Yiwen Akkeny : Et on arrive à vos dires du début de cet entretien, à savoir pourquoi la distance entre le premier et le second album, « est-ce peu ou trop d’albums » et « vous êtes devenu prolifique« . Ce sont vos propos. La raison de tout cela, cette profusion surtout, ce dévouement, vient du contexte autour de l’année 2021. C’est un contexte qui a démasqué plus d’un. À cette époque-là, je me suis dit : c’est le moment mon vieux. J’ai alors mis les bouchées doubles : studios, publications sur les réseaux sociaux, édition sur youtube et, désormais, je ne m’arrêterai pas. Me brûler vif serait mieux que d’arrêter. Pour le reste, quémander des passages dans des galas, des médias ou des émissions à la con, non.

La Kabylie compte actuellement des centaines de prisonniers et autant, voire plus d’exilés politiques. C’est la première fois de son histoire qu’elle fait face à une situation d’une telle ampleur et d’une telle gravité, aussi, nous ne pouvons pas ne pas en parler… Nous aimerions donc savoir quel en est votre sentiment ?

Yiwen Akkeny : Ceux qui me suivent savent que j’étais parmi les premiers à me solidariser avec nos prisonniers politiques ainsi que leurs familles et ce, depuis le début de ces injustes incarcérations.
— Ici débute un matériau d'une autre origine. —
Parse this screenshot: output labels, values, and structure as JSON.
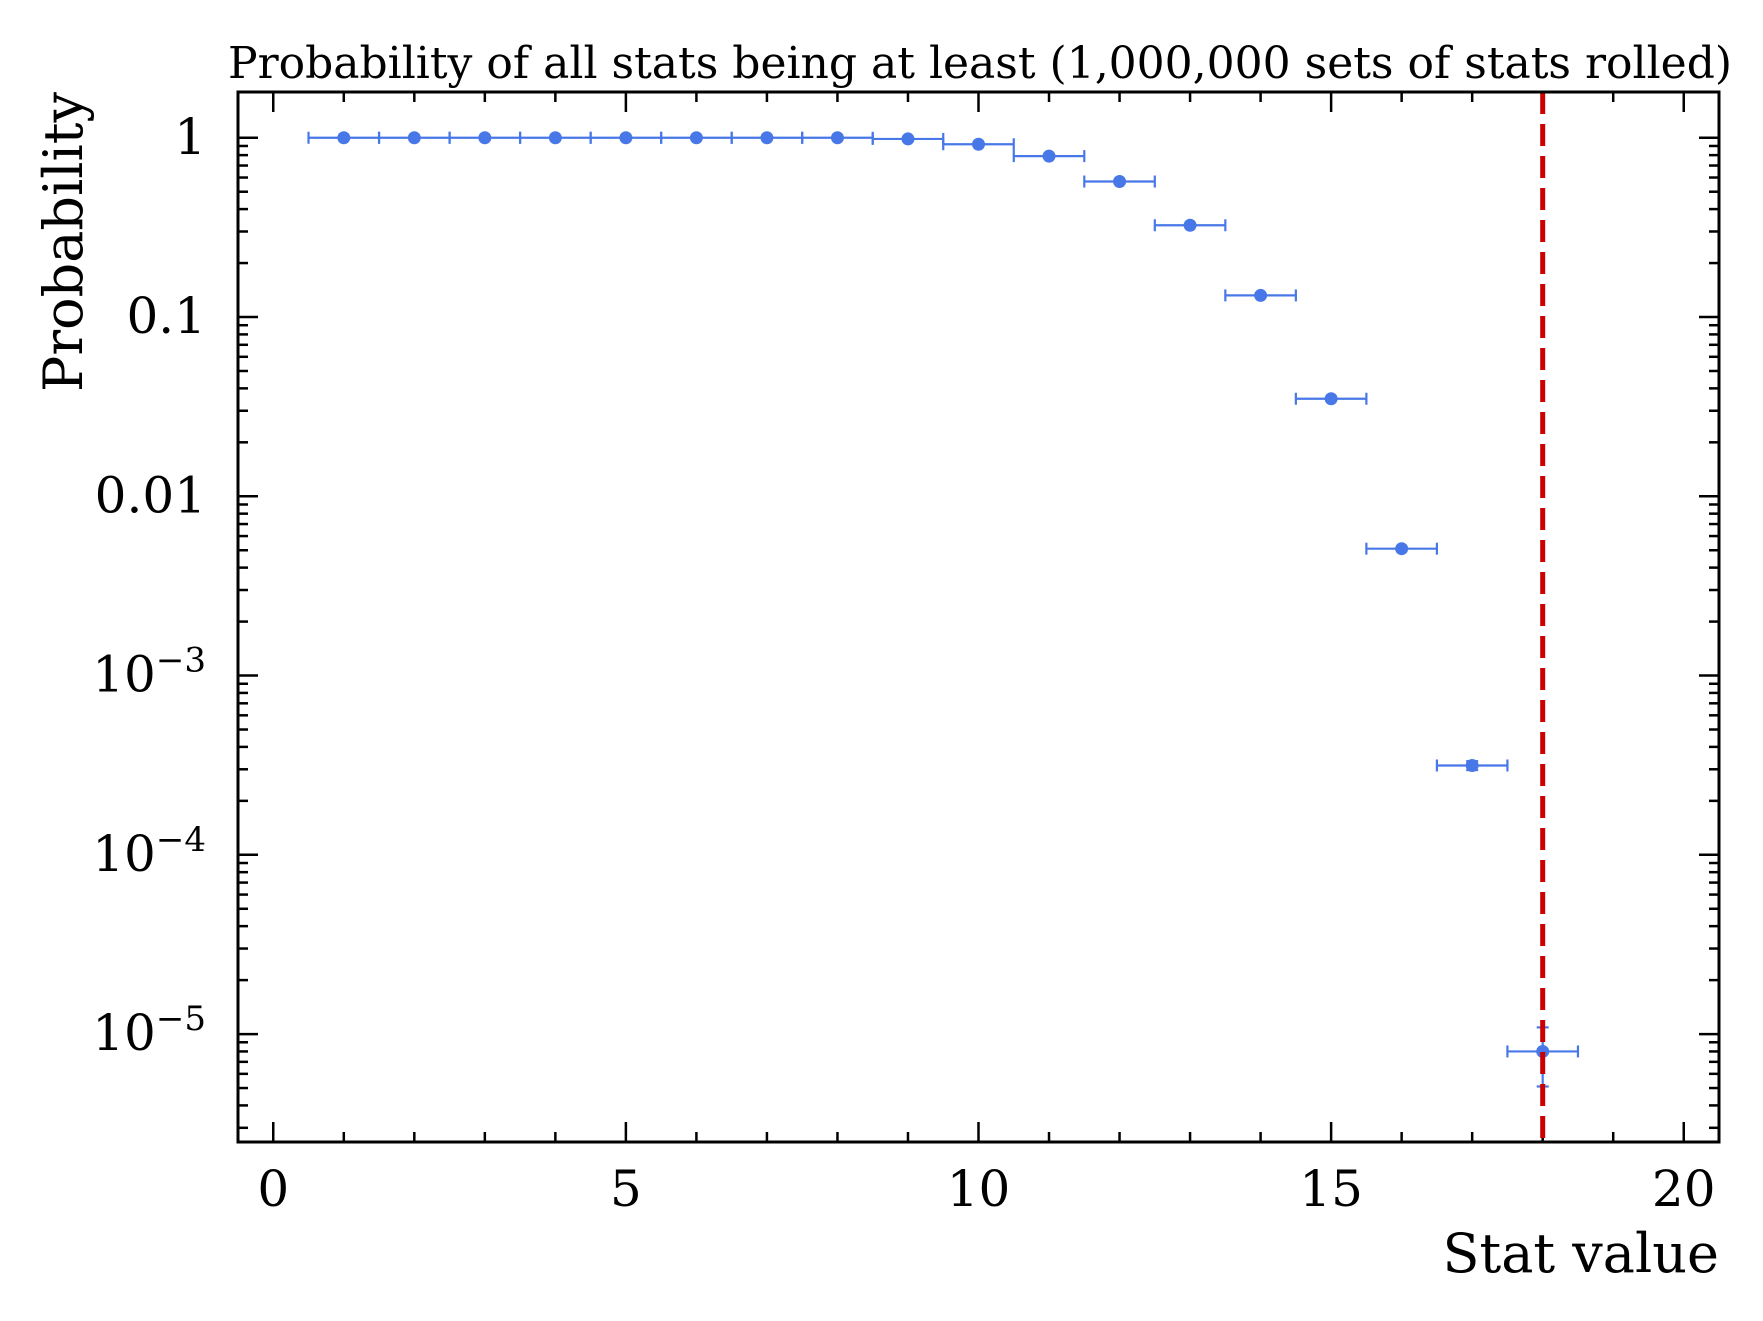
{
  "chart_data": {
    "type": "scatter",
    "title": "Probability of all stats being at least (1,000,000 sets of stats rolled)",
    "xlabel": "Stat value",
    "ylabel": "Probability",
    "xlim": [
      -0.5,
      20.5
    ],
    "ylim": [
      2.5e-06,
      1.8
    ],
    "yscale": "log",
    "x_ticks": [
      0,
      5,
      10,
      15,
      20
    ],
    "x_tick_labels": [
      "0",
      "5",
      "10",
      "15",
      "20"
    ],
    "y_ticks": [
      {
        "value": 1,
        "base": "1",
        "exp": ""
      },
      {
        "value": 0.1,
        "base": "0.1",
        "exp": ""
      },
      {
        "value": 0.01,
        "base": "0.01",
        "exp": ""
      },
      {
        "value": 0.001,
        "base": "10",
        "exp": "−3"
      },
      {
        "value": 0.0001,
        "base": "10",
        "exp": "−4"
      },
      {
        "value": 1e-05,
        "base": "10",
        "exp": "−5"
      }
    ],
    "grid": false,
    "series": [
      {
        "color": "#4878e8",
        "x": [
          1,
          2,
          3,
          4,
          5,
          6,
          7,
          8,
          9,
          10,
          11,
          12,
          13,
          14,
          15,
          16,
          17,
          18
        ],
        "y": [
          1.0,
          1.0,
          1.0,
          1.0,
          1.0,
          1.0,
          1.0,
          0.9998,
          0.985,
          0.92,
          0.79,
          0.57,
          0.325,
          0.132,
          0.035,
          0.0051,
          0.000315,
          8e-06
        ],
        "xerr": 0.5,
        "yerr_high": [
          0,
          0,
          0,
          0,
          0,
          0,
          0,
          0,
          0,
          0,
          0,
          0,
          0,
          0,
          0,
          0,
          1.8e-05,
          2.9e-06
        ],
        "yerr_low": [
          0,
          0,
          0,
          0,
          0,
          0,
          0,
          0,
          0,
          0,
          0,
          0,
          0,
          0,
          0,
          0,
          1.8e-05,
          2.9e-06
        ]
      }
    ],
    "reference_line": {
      "x": 18,
      "color": "#cc0000",
      "style": "dashed"
    }
  }
}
Elles sont plus qu’abusives. C’est inédit dans les annales politiques de ce pays où ceux qui avaient combattu le terrorisme, le vrai, en sont accusés aujourd’hui. Nous nous sommes battu bec et ongle pour que ce pays reste debout et voilà ce qu’il en est advenu de nous. C’est tragique.
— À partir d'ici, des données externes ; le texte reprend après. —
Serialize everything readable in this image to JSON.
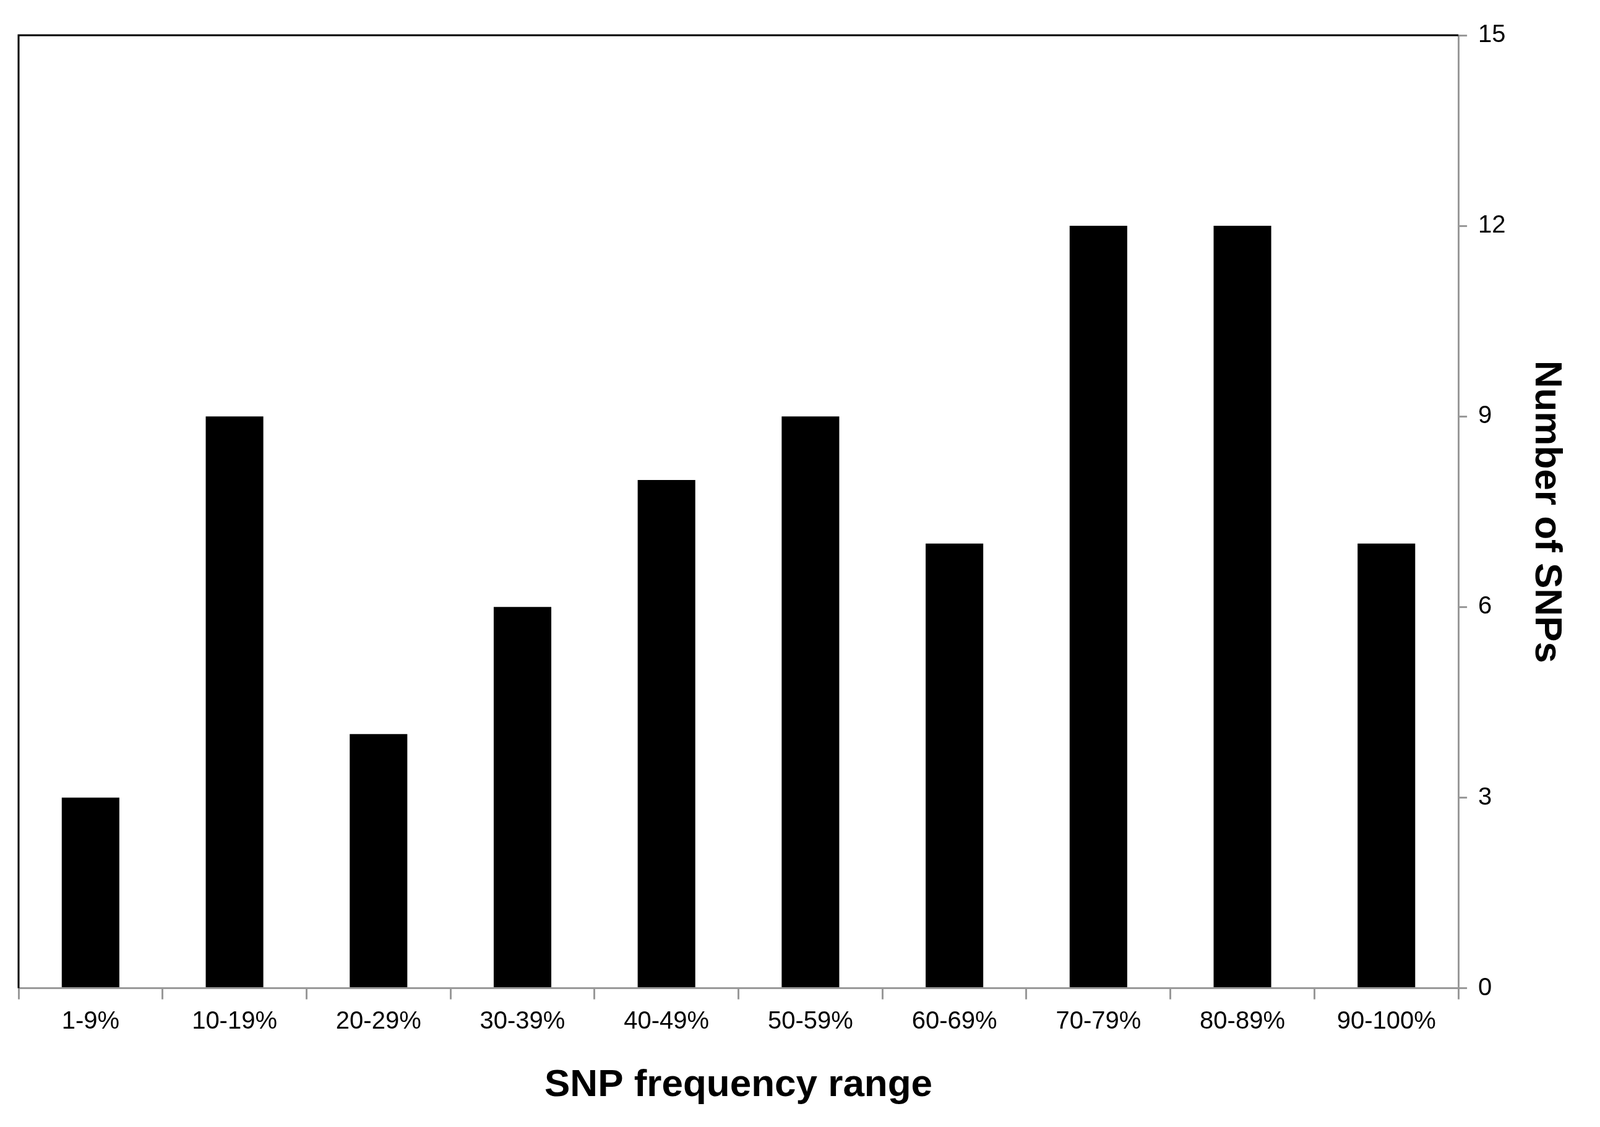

En effet, dès le début de cette conjoncture, vous êtes l’un des rares artistes à avoir exprimé, à chaque occasion et à votre façon, votre soutien aux prisonniers politiques et votre solidarité avec leurs familles. Nous tenons à le souligner ici et à vous saluer pour ça.
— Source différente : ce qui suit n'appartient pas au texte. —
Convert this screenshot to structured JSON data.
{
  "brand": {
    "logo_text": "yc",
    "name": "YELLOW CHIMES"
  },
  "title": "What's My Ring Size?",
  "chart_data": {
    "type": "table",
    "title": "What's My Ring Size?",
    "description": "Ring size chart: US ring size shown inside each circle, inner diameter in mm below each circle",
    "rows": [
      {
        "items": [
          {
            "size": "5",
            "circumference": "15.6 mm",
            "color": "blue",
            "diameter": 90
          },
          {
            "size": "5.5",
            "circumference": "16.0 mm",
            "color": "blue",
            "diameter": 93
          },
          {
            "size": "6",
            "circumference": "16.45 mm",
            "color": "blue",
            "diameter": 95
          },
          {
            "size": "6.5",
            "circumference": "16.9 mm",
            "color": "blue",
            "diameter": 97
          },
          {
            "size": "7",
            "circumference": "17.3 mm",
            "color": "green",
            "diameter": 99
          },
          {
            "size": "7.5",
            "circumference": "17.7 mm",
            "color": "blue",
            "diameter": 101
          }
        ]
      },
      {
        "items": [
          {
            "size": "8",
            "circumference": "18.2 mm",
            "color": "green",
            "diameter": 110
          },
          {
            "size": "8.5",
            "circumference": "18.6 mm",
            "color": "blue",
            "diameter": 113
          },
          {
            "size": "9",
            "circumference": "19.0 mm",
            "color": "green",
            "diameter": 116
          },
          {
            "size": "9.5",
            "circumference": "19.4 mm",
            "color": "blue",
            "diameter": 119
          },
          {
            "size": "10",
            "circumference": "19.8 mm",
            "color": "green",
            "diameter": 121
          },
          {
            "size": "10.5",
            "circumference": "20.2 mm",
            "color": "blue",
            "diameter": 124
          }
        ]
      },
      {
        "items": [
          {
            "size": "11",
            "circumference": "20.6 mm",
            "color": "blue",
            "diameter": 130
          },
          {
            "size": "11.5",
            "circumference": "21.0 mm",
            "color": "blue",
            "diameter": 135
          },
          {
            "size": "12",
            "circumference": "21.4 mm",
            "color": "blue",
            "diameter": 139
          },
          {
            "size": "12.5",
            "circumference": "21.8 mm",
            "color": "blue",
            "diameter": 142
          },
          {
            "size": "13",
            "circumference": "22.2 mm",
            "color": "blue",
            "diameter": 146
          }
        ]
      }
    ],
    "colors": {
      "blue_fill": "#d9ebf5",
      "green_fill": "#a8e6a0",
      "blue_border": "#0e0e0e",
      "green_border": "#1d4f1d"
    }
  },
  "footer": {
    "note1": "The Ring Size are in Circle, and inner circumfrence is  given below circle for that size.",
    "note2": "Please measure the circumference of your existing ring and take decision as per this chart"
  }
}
Yiwen Akkeny : C’est un devoir qui relève de la dignité humaine avant tout autre chose.

Tout cela nous permet une transition vers un autre sujet, à savoir la poésie. Déjà, vous considérez-vous comme poète ?

Yiwen Akkeny : Pas du tout, pourtant j’aime la poésie et j’en fais à mon humble niveau.

Vos chants sont avant tout de la poésie. Comment peut-on faire de la poésie sans être poète ?

Yiwen Akkeny : Nos prédécesseurs ont tellement surchargé en sémantique le mot « poète » qu’on a du mal à oser s’en revendiquer. Qui peut se permettre d’être cité parmi Si muhend, Slimane Azem, Muhend u Yidir, Ahmed lahlou… ?

Au-delà du contenu, de la langue et des influences, la poésie est plurielle. Elle l’est d’autant plus quand on la considère du point de vue d’une temporalité qui s’étend sur plusieurs époques, donc, sur plusieurs manières d’être poète. Pourquoi donc ce parallèle écrasant avec des prédécesseurs (c’est le cas dans tous les domaines) qui, par ailleurs, ne furent pas aussi glorifiés que ça de leur vivant ?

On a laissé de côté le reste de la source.